Tuesday, June 29, 2010

Every year since 1974, the House of Representatives has passed a budget resolution. No matter which party was in power or whether the economy was booming or struggling, the House has never failed to pass a budget blueprint setting spending limits for the year.

A Failure To Govern
By Congressman Tom Cole

Until now. For the first time in decades, Democratic leaders announced, House members will not get to vote on a budget plan.

In announcing the decision to punt on the budget, House Majority Leader Steny Hoyer said that debating a budget "isn't possible... until we've considered the bipartisan commission's deficit-reduction plan." Leaving aside the fact that the commission isn't set to release its recommendations until December -- and, thus, was never meant to impact this year's budget process -- this excuse does not hold water. Regardless of the activities of President Obama's symbolic, powerless debt commission, Congress is mandated by law to pass an annual budget resolution by April 15. Under the 1974 Congressional Budget Act, both chambers are obligated to adopt a framework to guide funding decisions for the coming fiscal year.

The real reason the liberals in Congress do not want to debate a budget resolution is that they don't want to call added attention to their reckless spending record. In just the first eight months of this fiscal year, the majority party has run up $935 billion in deficit spending, pushing our national debt to more than $13 trillion -- of which $5 trillion has been added in just the past five years. Paying off the debt would require the equivalent of $42,000 on behalf of every man, woman and child in America. And it will only get worse. Within the next 10 years, the interest alone on our debt is expected to reach almost $1 trillion a year.

The liberal agenda of increased spending and government expansion is damaging the economy so much that even Obama allies are speaking out. The chairman of the Business Roundtable, a group of corporate executives consulted frequently by the Obama administration, publicly accused the president and congressional Democrats of creating an "increasingly hostile environment for investment and job creation." The Washington Post reported that roundtable Chairman Ivan Seidenberg -- a guest at Obama's Super Bowl party, no less -- delivered a 54-page document to the White House detailing how "by reaching into virtually every sector of economic life, government is injecting uncertainty into the marketplace and making it harder to raise capital and create new business."

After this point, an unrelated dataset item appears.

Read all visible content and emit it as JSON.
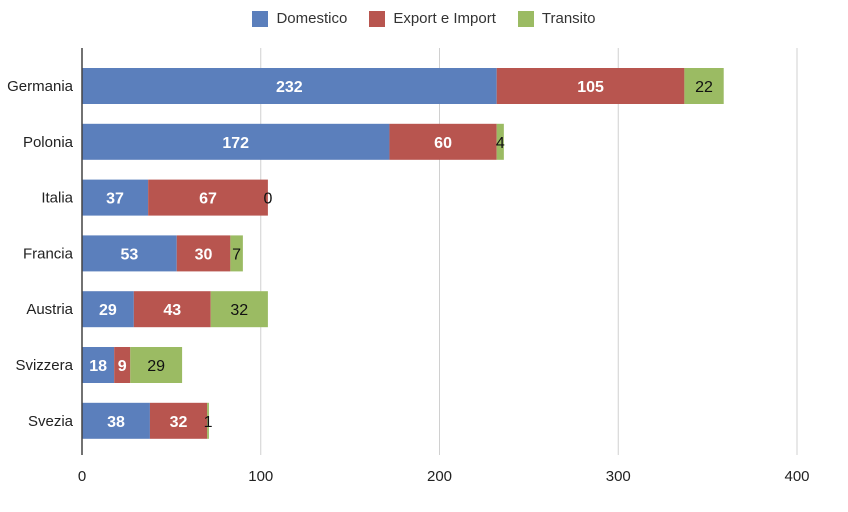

That job-killing uncertainty and federal encroachment will be even worse without a budget to provide a check on spending decisions. When his party was in the minority, Hoyer seemed to grasp the importance of budgeting, declaring it in 2006 "the most basic responsibility of governing." With our fiscal security in such dire straits, passing a budget is more important than ever. Congressional conservatives are not waiting on a toothless debt commission to take action. We've proposed deficit-reducing budget plans and numerous spending cuts. The majority party's inability to do likewise is nothing short of a failure to govern.